Probation?


Having been ill and not up to much reading or commenting lately, I found myself going over some of the posts whilst I have been away. What has struck me is the huge amount of posts, comments, emails etc regarding The Probation Service. This is supposed to be one of our main organisations supporting ex prisoners on their release. I say supposed because it is just not happening.

Karen makes some excellent comments about her experience with probationers, the lack of continuity being just one problem. Emma, in her post 'Probation need to sort their act out' is another example of how this can, and does, affect those waiting for release.

I was very heartened though by the posts by Jim Brown, an 'old school' probation officer.
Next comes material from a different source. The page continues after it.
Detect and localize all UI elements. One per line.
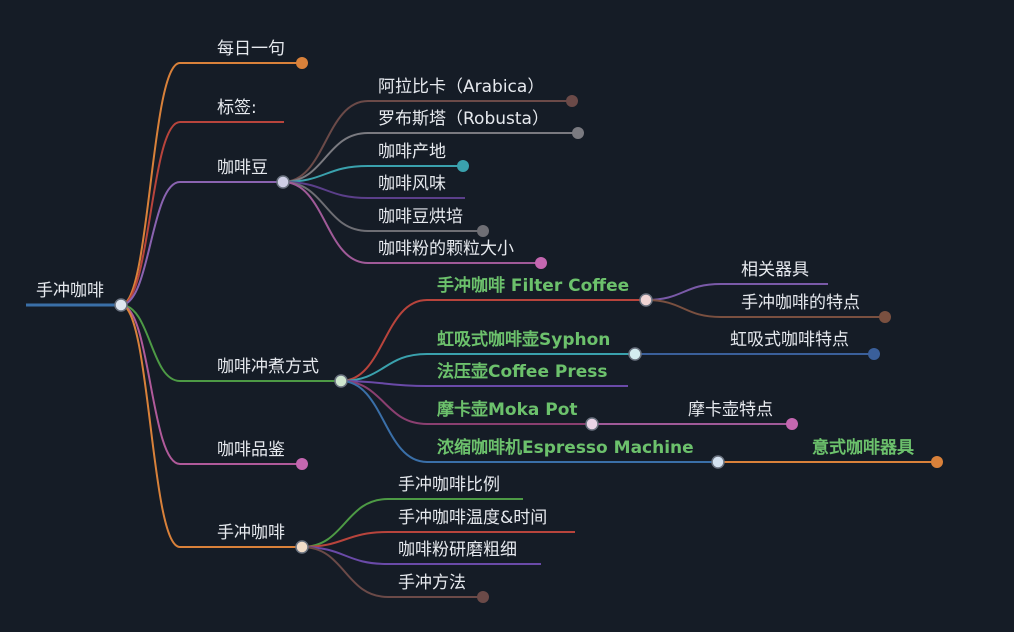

In those he comments from the 'other side' as it were, and makes some very valid and important points.(Please click on the highlighted links below to read them.) He is obviously one of the very few who continue to do 'the job' as was intended, I know a couple of other officers who also try to do a good job within the very difficult and restricted way in which they are now allowed to operate. I also know many more probation officers who couldn't give a damn about their 'clients'. They really do just 'clock in' do their bit and 'clock out', not to say I blame them personally, well, maybe some of them. The 'system' itself allows this to happen.

http://prisonersfamiliesvoices.blogspot.com/2011/06/probation-subjected-to-many-changes-by.html

http://prisonersfamiliesvoices.blogspot.com/2011/06/changes-by-jim-brown-probation-officer.html
As Tracy said, most people have lost any faith in The Probation Service as a whole. Any system which allows peoples lives to be held hostage to the whims of an overworked or just plain incompetent officer, is simply not fit for purpose. I am not in any way suggesting that there aren't people who deserve to be returned to prison, some do, but for missing an appointment? or some other petty offence? Really?.